Several studies covering cases and outbreaks have observed closely related PFGE types (with AscI) that are identical in the region below 145.5 kb. Tham et al. (2007) report two L. monocytogenes strains isolated from a blood sample of one human case of invasive listeriosis; the strains belonged to different PFGE types, but shared the same PFGE group E. In a second case of listeriosis, another two strains were isolated from the bloods simple; similarly, the two strains belonged to different PFGE type, but shared the same PFGE group F. In the United States, two outbreaks of listeriosis are associated with ready-to-eat meat products contaminated with L. monocytogenes serovar 4b occurring in 1998–99 (hot dogs) and 2002 (turkey deli meats: Kathariou et al., 2006). The PFGE profiles (AscI) of the isolates from the 1998–1999 and 2002 outbreaks were closely related (Kathariou et al., 2006).
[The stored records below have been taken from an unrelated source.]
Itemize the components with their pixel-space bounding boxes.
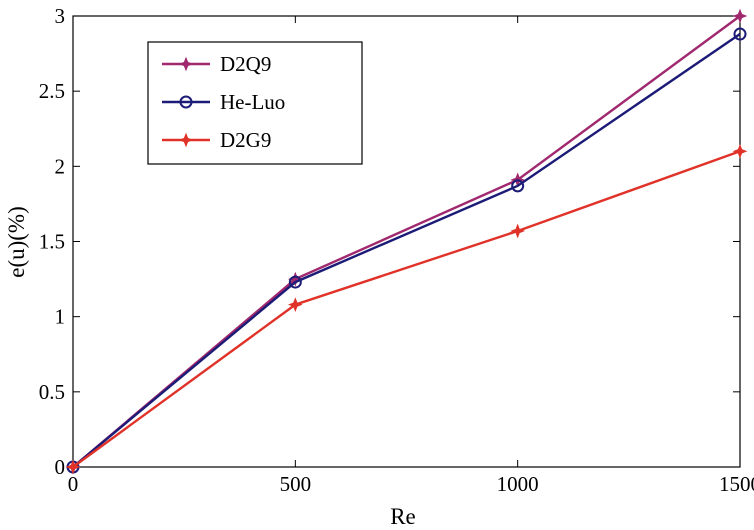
- data-point: [65, 459, 81, 475]
- legend-marker: [179, 95, 193, 109]
- data-point: [732, 8, 748, 24]
- data-point: [288, 275, 302, 289]
- series-d2g9: [65, 143, 748, 475]
- series-line: [72, 33, 741, 468]
- data-point: [511, 179, 525, 193]
- legend-label: D2Q9: [220, 52, 271, 76]
- y-tick-label: 3: [55, 4, 66, 28]
- data-point: [510, 223, 526, 239]
- y-tick-label: 1: [55, 305, 66, 329]
- x-tick-label: 0: [68, 472, 79, 496]
- data-point: [732, 143, 748, 159]
- y-tick-label: 1.5: [39, 230, 65, 254]
- y-axis-label: e(u)(%): [4, 206, 29, 278]
- legend-item: He-Luo: [162, 90, 285, 114]
- series-line: [72, 150, 741, 468]
- y-tick-label: 2.5: [39, 79, 65, 103]
- y-axis: 0 0.5 1 1.5 2 2.5 3: [39, 4, 740, 479]
- legend-label: D2G9: [220, 128, 271, 152]
- y-tick-label: 0.5: [39, 380, 65, 404]
- legend: D2Q9 He-Luo D2G9: [147, 41, 363, 165]
- legend-marker: [178, 56, 194, 72]
- x-axis-label: Re: [390, 504, 416, 529]
- legend-item: D2G9: [162, 128, 271, 152]
- legend-item: D2Q9: [162, 52, 271, 76]
- x-tick-label: 1000: [497, 472, 539, 496]
- y-tick-label: 0: [55, 455, 66, 479]
- y-tick-label: 2: [55, 154, 66, 178]
- legend-label: He-Luo: [220, 90, 285, 114]
- data-point: [287, 297, 303, 313]
- series-layer: [65, 8, 748, 475]
- legend-marker: [178, 132, 194, 148]
- x-tick-label: 500: [280, 472, 312, 496]
- data-point: [733, 27, 747, 41]
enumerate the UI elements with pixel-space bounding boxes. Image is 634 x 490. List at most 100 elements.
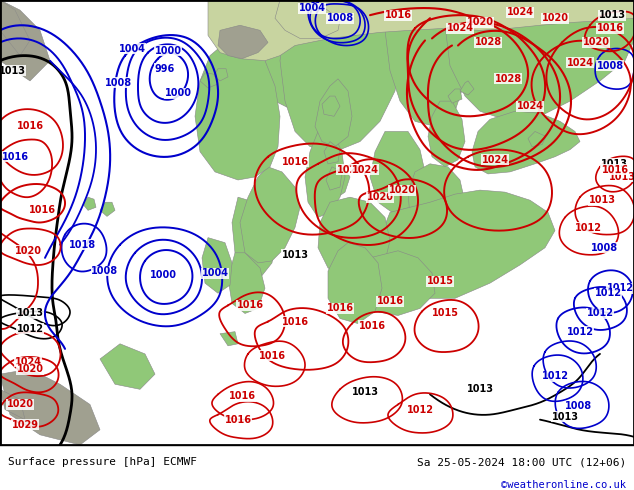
Text: 1016: 1016 [602, 165, 628, 175]
Text: 1012: 1012 [567, 327, 593, 337]
Text: 1012: 1012 [595, 288, 621, 298]
Text: 1020: 1020 [366, 192, 394, 202]
Polygon shape [0, 0, 30, 56]
Text: 1000: 1000 [155, 46, 181, 55]
Polygon shape [408, 164, 465, 235]
Polygon shape [360, 251, 435, 316]
Polygon shape [265, 30, 310, 111]
Text: 1000: 1000 [164, 88, 191, 98]
Text: 1024: 1024 [507, 7, 533, 17]
Polygon shape [324, 142, 340, 164]
Polygon shape [528, 131, 546, 147]
Text: ©weatheronline.co.uk: ©weatheronline.co.uk [501, 480, 626, 490]
Polygon shape [370, 131, 425, 212]
Text: 1008: 1008 [327, 13, 354, 23]
Text: 1024: 1024 [15, 357, 41, 367]
Polygon shape [208, 0, 634, 61]
Polygon shape [318, 197, 390, 278]
Polygon shape [0, 389, 25, 419]
Text: 1028: 1028 [495, 74, 522, 84]
Text: 1020: 1020 [15, 246, 41, 256]
Text: 1004: 1004 [119, 44, 145, 53]
Text: 1016: 1016 [29, 205, 56, 215]
Polygon shape [0, 369, 100, 445]
Text: 1024: 1024 [351, 165, 378, 175]
Text: Sa 25-05-2024 18:00 UTC (12+06): Sa 25-05-2024 18:00 UTC (12+06) [417, 457, 626, 467]
Polygon shape [326, 167, 342, 190]
Text: 1013: 1013 [609, 172, 634, 182]
Text: 1000: 1000 [150, 270, 176, 280]
Text: 1020: 1020 [389, 185, 415, 195]
Text: 1008: 1008 [592, 243, 619, 253]
Polygon shape [290, 0, 370, 122]
Polygon shape [280, 0, 400, 152]
Text: 1020: 1020 [6, 399, 34, 410]
Text: 1013: 1013 [351, 387, 378, 397]
Text: 1013: 1013 [0, 66, 25, 76]
Text: 1015: 1015 [432, 309, 458, 318]
Text: 1020: 1020 [583, 37, 609, 48]
Polygon shape [100, 344, 155, 389]
Polygon shape [472, 111, 580, 174]
Polygon shape [214, 69, 228, 81]
Text: 1012: 1012 [574, 222, 602, 233]
Polygon shape [385, 0, 465, 126]
Text: 1020: 1020 [541, 13, 569, 23]
Text: 1013: 1013 [281, 250, 309, 260]
Polygon shape [240, 167, 300, 263]
Text: 1013: 1013 [552, 412, 578, 421]
Polygon shape [445, 0, 634, 122]
Text: 1013: 1013 [16, 309, 44, 318]
Text: Surface pressure [hPa] ECMWF: Surface pressure [hPa] ECMWF [8, 457, 197, 467]
Text: 1008: 1008 [597, 61, 624, 71]
Polygon shape [315, 79, 352, 147]
Polygon shape [328, 243, 382, 323]
Text: 1016: 1016 [228, 392, 256, 401]
Text: 1016: 1016 [384, 10, 411, 20]
Polygon shape [202, 238, 232, 293]
Text: 1020: 1020 [16, 364, 44, 374]
Polygon shape [0, 0, 50, 81]
Text: 1004: 1004 [202, 268, 228, 278]
Text: 1018: 1018 [68, 240, 96, 250]
Text: 1012: 1012 [607, 283, 633, 293]
Polygon shape [200, 73, 218, 88]
Text: 1024: 1024 [567, 58, 593, 68]
Text: 1013: 1013 [598, 10, 626, 20]
Polygon shape [218, 25, 268, 59]
Text: 1013: 1013 [588, 195, 616, 205]
Text: 1008: 1008 [105, 78, 132, 88]
Text: 1016: 1016 [281, 157, 309, 167]
Polygon shape [100, 202, 115, 217]
Polygon shape [322, 96, 340, 116]
Text: 1008: 1008 [564, 401, 592, 412]
Text: 1029: 1029 [11, 420, 39, 430]
Text: 1016: 1016 [259, 351, 285, 361]
Text: 1016: 1016 [358, 320, 385, 331]
Text: 1013: 1013 [467, 384, 493, 394]
Text: 1012: 1012 [541, 371, 569, 381]
Polygon shape [232, 197, 275, 278]
Polygon shape [220, 332, 238, 346]
Text: 1016: 1016 [16, 122, 44, 131]
Text: 1028: 1028 [474, 37, 501, 48]
Text: 1008: 1008 [91, 266, 119, 276]
Text: 1016: 1016 [1, 152, 29, 162]
Polygon shape [228, 253, 265, 314]
Polygon shape [310, 157, 350, 202]
Polygon shape [428, 101, 465, 167]
Text: 1016: 1016 [224, 415, 252, 425]
Text: 1016: 1016 [597, 24, 623, 33]
Text: 1016: 1016 [377, 296, 403, 306]
Polygon shape [380, 190, 555, 298]
Text: 1012: 1012 [406, 405, 434, 415]
Text: 1020: 1020 [337, 165, 363, 175]
Polygon shape [195, 41, 280, 180]
Text: 1016: 1016 [236, 300, 264, 310]
Text: 1024: 1024 [446, 24, 474, 33]
Text: 1012: 1012 [16, 323, 44, 334]
Polygon shape [448, 89, 462, 103]
Text: 1004: 1004 [299, 3, 325, 13]
Polygon shape [83, 197, 96, 210]
Text: 1016: 1016 [281, 317, 309, 326]
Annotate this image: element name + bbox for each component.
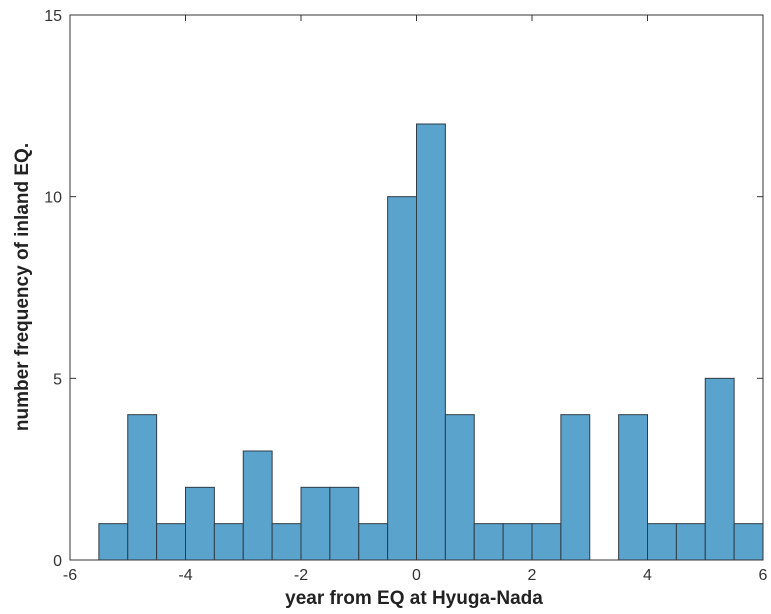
histogram-bar [271,523,302,561]
histogram-bar [444,414,475,561]
x-tick-label: 2 [528,567,537,584]
histogram-bar [98,523,129,561]
ticks-layer: -6 -4 -2 0 2 4 6 0 5 10 15 [44,8,767,584]
histogram-bar [531,523,562,561]
histogram-bar [242,450,273,561]
histogram-bar [647,523,677,561]
histogram-bar [704,377,735,561]
histogram-bar [156,523,186,561]
y-tick-label: 15 [44,8,62,25]
x-tick-label: -6 [63,567,77,584]
x-tick-label: 0 [412,567,421,584]
histogram-bar [387,196,417,561]
histogram-bar [127,414,158,561]
histogram-bar [185,486,215,561]
bars-layer [98,123,764,561]
x-tick-label: -4 [178,567,192,584]
x-axis-title: year from EQ at Hyuga-Nada [285,588,543,609]
histogram-bar [560,414,591,561]
histogram-bar [675,523,706,561]
histogram-bar [358,523,389,561]
histogram-bar [416,123,446,561]
histogram-bar [213,523,244,561]
y-tick-label: 0 [53,553,62,570]
x-tick-label: 4 [643,567,652,584]
histogram-bar [473,523,504,561]
y-axis-title: number frequency of inland EQ. [12,143,33,431]
histogram-bar [618,414,648,561]
x-tick-label: -2 [294,567,308,584]
x-tick-label: 6 [759,567,768,584]
histogram-bar [733,523,764,561]
y-tick-label: 5 [53,371,62,388]
y-tick-label: 10 [44,190,62,207]
histogram-bar [329,486,360,561]
histogram-bar [300,486,331,561]
histogram-bar [502,523,533,561]
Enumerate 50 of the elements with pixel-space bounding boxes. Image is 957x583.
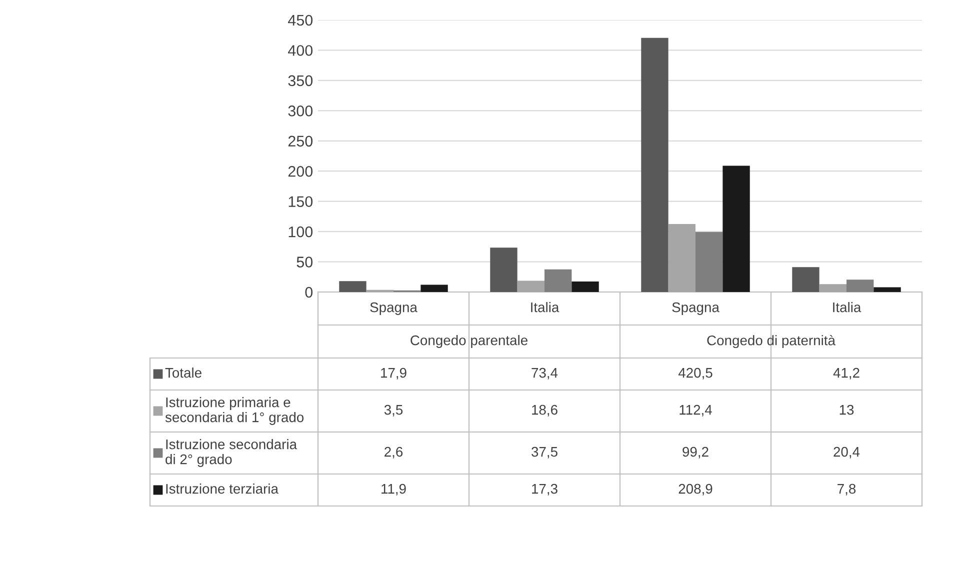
y-tick-label: 400 [288, 45, 313, 56]
bar [696, 232, 723, 292]
data-label: 420,5 [678, 368, 712, 380]
y-tick-label: 450 [288, 14, 313, 26]
bar [819, 284, 846, 292]
x-tick-label: Spagna [370, 302, 418, 315]
data-label: 41,2 [833, 368, 860, 380]
data-label: 2,6 [384, 446, 403, 458]
data-label: 208,9 [678, 484, 712, 496]
bar [641, 38, 668, 292]
x-tick-label: Italia [531, 302, 560, 312]
bar [544, 269, 572, 292]
data-label: 13 [840, 404, 854, 415]
data-label: 7,8 [838, 484, 856, 496]
bar [846, 280, 874, 292]
y-tick-label: 50 [296, 256, 313, 268]
y-tick-label: 300 [288, 106, 313, 116]
text: Congedo parentale [410, 335, 528, 348]
y-tick-label: 150 [288, 196, 313, 208]
data-label: 112,4 [680, 404, 712, 416]
bar [490, 248, 518, 292]
x-tick-label: Spagna [672, 302, 720, 315]
data-label: 37,5 [532, 446, 558, 458]
data-label: 73,4 [532, 368, 558, 380]
legend-label: Totale [165, 368, 202, 378]
bar [572, 282, 599, 292]
data-label: 99,2 [682, 446, 708, 458]
y-tick-label: 350 [288, 75, 313, 86]
data-label: 3,5 [384, 404, 403, 416]
legend-label: Istruzione primaria e secondaria di 1° grado [165, 397, 304, 425]
bar [420, 284, 448, 292]
legend-label: Istruzione terziaria [166, 484, 278, 494]
bar [339, 281, 366, 292]
data-label: 17,9 [381, 368, 406, 380]
data-label: 11,9 [382, 484, 406, 496]
y-tick-label: 200 [288, 166, 313, 177]
y-tick-label: 250 [288, 136, 313, 147]
x-tick-label: Italia [833, 302, 862, 312]
data-label: 20,4 [834, 446, 860, 458]
y-tick-label: 100 [288, 226, 313, 238]
bar [792, 267, 820, 292]
legend-label: Istruzione secondaria di 2° grado [166, 439, 298, 467]
text: Congedo di paternità [707, 334, 836, 348]
data-label: 17,3 [532, 484, 558, 496]
y-tick-label: 0 [305, 286, 313, 298]
bar [722, 166, 750, 292]
bar [668, 224, 696, 292]
bar [874, 287, 901, 292]
bar [517, 280, 544, 292]
data-label: 18,6 [532, 404, 558, 416]
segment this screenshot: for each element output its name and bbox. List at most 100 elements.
The closely related isolates appeared identical in the AscI-restricted fragments <145.5 kb, that is, the isolates belonged to the same PFGE group. In Denmark, between 2002 and 2012, two closely related PFGE types among 122 L. monocytogenes clinical isolates cases represent a possible outbreak (Kvistholm Jensen et al., 2016). The two PFGE types both belong to clonal complex 8 and sequence type 8 and these closely related isolates are identical in the AscI-restricted fragments <145.5 kb, that is, the isolates belong to the same PFGE group. Although these data suggest a common ancestor among strains sharing a PFGE group, ultimately this must be confirmed through methods such as whole genome sequencing (WGS).
Several typing methods have been compared with PFGE including, MLVA, MLST, and multivirulence-locus sequence typing (MvLST). PFGE has the advantage that it can be performed in the absence of detailed information about the genome (Cooper and Feil, 2004). Although, PFGE typing is labor intensive, it probes the entire genome, whereas, for example, MLST only analyzes nucleotides within specific genes (Revazishvilli et al., 2004). In a comparison of results from PFGE, MLST, and MvLST among L. monocytogenes clonal groups, Cantinelli et al. (2013), observed that MvLST did not provide more discrimination than MLST, and PFGE has a higher discriminatory power than MLST. Besides WGS, all available molecular approaches to genomic comparison represent incomplete information (Goering, 2010). Three different PFGE protocols have been compared by Michelon et al. (2015) with all PFGE profiles being similar in quality and indistinguishable except one profile: the PFGE profiles “are both similar and comparable” (Michelon et al., 2015). Even though WGS is an appropriate subtyping tool for replacing all other subtyping methods, it is not accessible in all reference laboratories. Therefore, PFGE is still the gold standard method.
Conclusions
The results from this study for L. monocytogenes lineage II strains and the results previously obtained for lineage I strains (Lopez-Valladares et al., 2015) reveal that the genomic region of small bands is genetically more homogeneous than in large bands. The distribution of these small bands establishes the relatedness of strains and defines genetic marker for both lineages I and II, while determining their serogroup. In addition, the results confirm the advantage of dividing L. monocytogenes PFGE profiles, first into PFGE groups and then into PFGE types. However, further analyses on the sequence of small bands are required to determine in which genes the small bands are located and clarify the relatedness of strains.
Footnotes
Acknowledgment
This study was supported by the Stiftelsen Grythytte Akademi Stipendiefond, to whom we express gratitude.
Disclosure Statement
No competing financial interests exist.